Fernando Freire é o presidente da autarquia, vai no terceiro e último mandato. Ouve o comentário do rapaz e murmura: "Pois está mau, isso sabemos nós".

A ilhota onde se encontra o castelo deixou praticamente de ter água do lado Praia do Ribatejo, a sua freguesia. Tiveram que interditar a travessia terrestre, justifica o autarca que é para evitar quedas. "As pessoas esquecem-se que as pedras não estão fixas e que são escorregadias", comenta.

Barcos fazem a travessia por quatro euros, com visita ao castelo e ao Centro de Interpretação Templário de Almourol (CITA), este último em Vila Nova da Barquinha, distrito de Santarém. Com uma das margens sem água, há quem espere o final do dia para se aventurar e subir até às muralhas arquitetadas por Gualdim Pais, o grande mestre da Ordem dos Templários. A construção do castelo foi iniciada em 1171, desconhecendo-se em que ano terminou (ver entrevista).

"É um dos monumentos medievais mais emblemáticos e cenográficos da Reconquista. É também fértil em património cultural intangível, pois várias lendas correm em romances e livros de cavalaria ligadas a esta fortaleza", refere a autarquia. No século XX, serviu de cenário a eventos do Estado Novo. Teve sempre muita água à sua volta.

"Nesta altura do ano, o castelo devia estar rodeado de água, mas devido à falta de chuva passou a ser uma península", observa Fernando Freire. Conta que antes da construção da barragem do Castelo de Bode, inaugurada em 1951, transportavam-se grandes cargas pelo rio Tejo. Há relatos históricos que dão conta da sua navegabilidade até Toledo (Espanha). E imagens do século passado revelam águas de cinco metros de altura em seu redor. Mas nem é preciso recuar tanto tempo.

"Há 30 anos, o rio Tejo beijava o meio da muralha", recorda Luís Lopes, 51 anos, um dos barqueiros, todos funcionários da Câmara Municipal de Vila Nova da Barquinha (CMVNB). Quatro pessoas destacadas no inverno e cinco no verão. São cinco os barcos que fazem a travessia, o mais pequeno com 12 lugares e o maior com 50. Travessias que começam às 9:00 e terminam às 18/18:30, o horário a partir de 1 de março, mais 30 minutos quando mudar a hora.

Quando há água, o rio é navegável entre Vila Nova da Barquinha e Constância, o que, neste momento se torna impossível.
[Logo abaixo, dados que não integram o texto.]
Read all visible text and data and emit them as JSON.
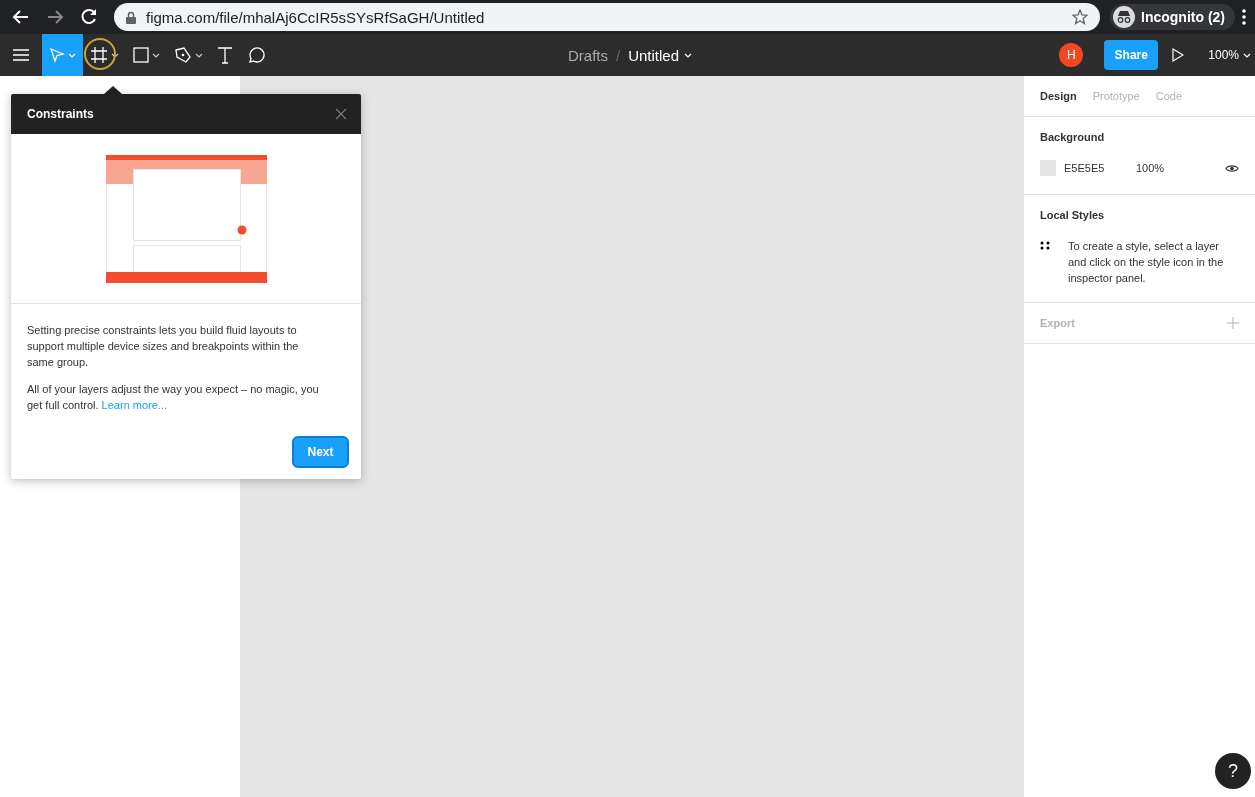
{
  "browser": {
    "url": "figma.com/file/mhalAj6CcIR5sSYsRfSaGH/Untitled",
    "profile": "Incognito (2)"
  },
  "toolbar": {
    "tools": [
      {
        "kind": "move",
        "selected": true,
        "highlighted": false,
        "menu": true
      },
      {
        "kind": "frame",
        "selected": false,
        "highlighted": true,
        "menu": true
      },
      {
        "kind": "shape",
        "selected": false,
        "highlighted": false,
        "menu": true
      },
      {
        "kind": "pen",
        "selected": false,
        "highlighted": false,
        "menu": true
      },
      {
        "kind": "text",
        "selected": false,
        "highlighted": false,
        "menu": false
      },
      {
        "kind": "comment",
        "selected": false,
        "highlighted": false,
        "menu": false
      }
    ],
    "breadcrumb": {
      "folder": "Drafts",
      "separator": "/",
      "file": "Untitled"
    },
    "avatar": "H",
    "share": "Share",
    "zoom": "100%"
  },
  "popover": {
    "title": "Constraints",
    "paragraphs": [
      {
        "text": "Setting precise constraints lets you build fluid layouts to support multiple device sizes and breakpoints within the same group."
      },
      {
        "text": "All of your layers adjust the way you expect – no magic, you get full control.",
        "link": "Learn more..."
      }
    ],
    "button": "Next"
  },
  "inspector": {
    "tabs": [
      {
        "label": "Design",
        "selected": true
      },
      {
        "label": "Prototype",
        "selected": false
      },
      {
        "label": "Code",
        "selected": false
      }
    ],
    "background": {
      "title": "Background",
      "hex": "E5E5E5",
      "opacity": "100%"
    },
    "local_styles": {
      "title": "Local Styles",
      "hint": "To create a style, select a layer and click on the style icon in the inspector panel."
    },
    "export": {
      "title": "Export",
      "disabled": true
    }
  },
  "help": "?"
}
Se não chover, poderá estar em causa o principal evento da festa da Nossa Senhora da Boa Viagem, em Constância - a procissão que liga os rios Tejo e Zêzere e decorre na segunda-feira de Páscoa.
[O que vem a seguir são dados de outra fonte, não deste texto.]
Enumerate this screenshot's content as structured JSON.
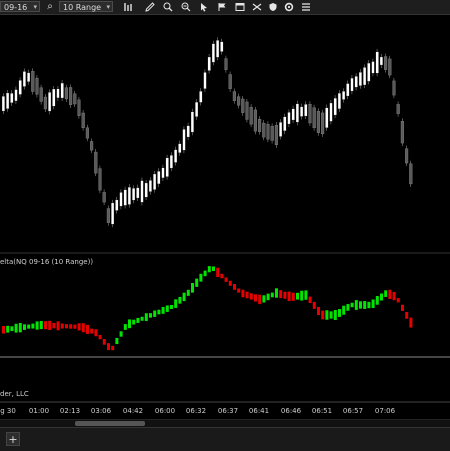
{
  "toolbar": {
    "instrument": "09-16",
    "bar_type": "10 Range",
    "icons": [
      "search-icon",
      "bar-chart-icon",
      "pencil-icon",
      "zoom-icon",
      "cursor-icon",
      "flag-icon",
      "shuffle-icon",
      "settings-icon",
      "list-icon"
    ]
  },
  "panels": {
    "delta_label": "elta(NQ 09-16 (10 Range))",
    "copyright": "der, LLC"
  },
  "xaxis": {
    "labels": [
      "g 30",
      "01:00",
      "02:13",
      "03:06",
      "04:42",
      "06:00",
      "06:32",
      "06:37",
      "06:41",
      "06:46",
      "06:51",
      "06:57",
      "07:06"
    ]
  },
  "tabs": {
    "add_label": "+"
  },
  "colors": {
    "background": "#000000",
    "up_candle": "#ffffff",
    "down_candle": "#5a5a5a",
    "delta_up": "#00e600",
    "delta_down": "#e60000",
    "separator": "#8a8a8a"
  }
}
Os dois cais, em Tancos e na Praia do Ribatejo, "assentaram arraias na areia" devido à falta de água no Tejo e teve que se improvisar outros dois. Mas o problema maior é agrícola, uma vez que ali não há praias de rio devido à contaminação das indústrias de celuloses localizadas na zona.

"Está a ser um problema a falta de chuva, sobretudo em termos agrícolas. A jusante começa toda a região do Ribatejo e os seus regadios, terras férteis para a produção de legumes e hortaliças", explica Fernando Freire. Quanto ao abastecimento de água às populações, dá-lhe confiança o facto de ser feito através da barragem do Castelo de Bode, de resto, aliás, como toda a Lisboa.

Fernando Freire, 62 anos, há 34 no concelho, jurista e político, tem um gosto particular por história e faz questão de fazer uma visita guiada ao Castelo de Almourol.

Construído sobre um castro romano, salienta que é exemplo da tecnologia dos Templários, nomeadamente o seu alambor, uma solução arquitetónica que consiste no aumento da espessura da base da muralha, que não é construída na vertical, para dificultar o assalto ao castelo. "As investigações que fizemos revelam que não houve assaltos, o que também se deve ao facto de estar rodeado de água".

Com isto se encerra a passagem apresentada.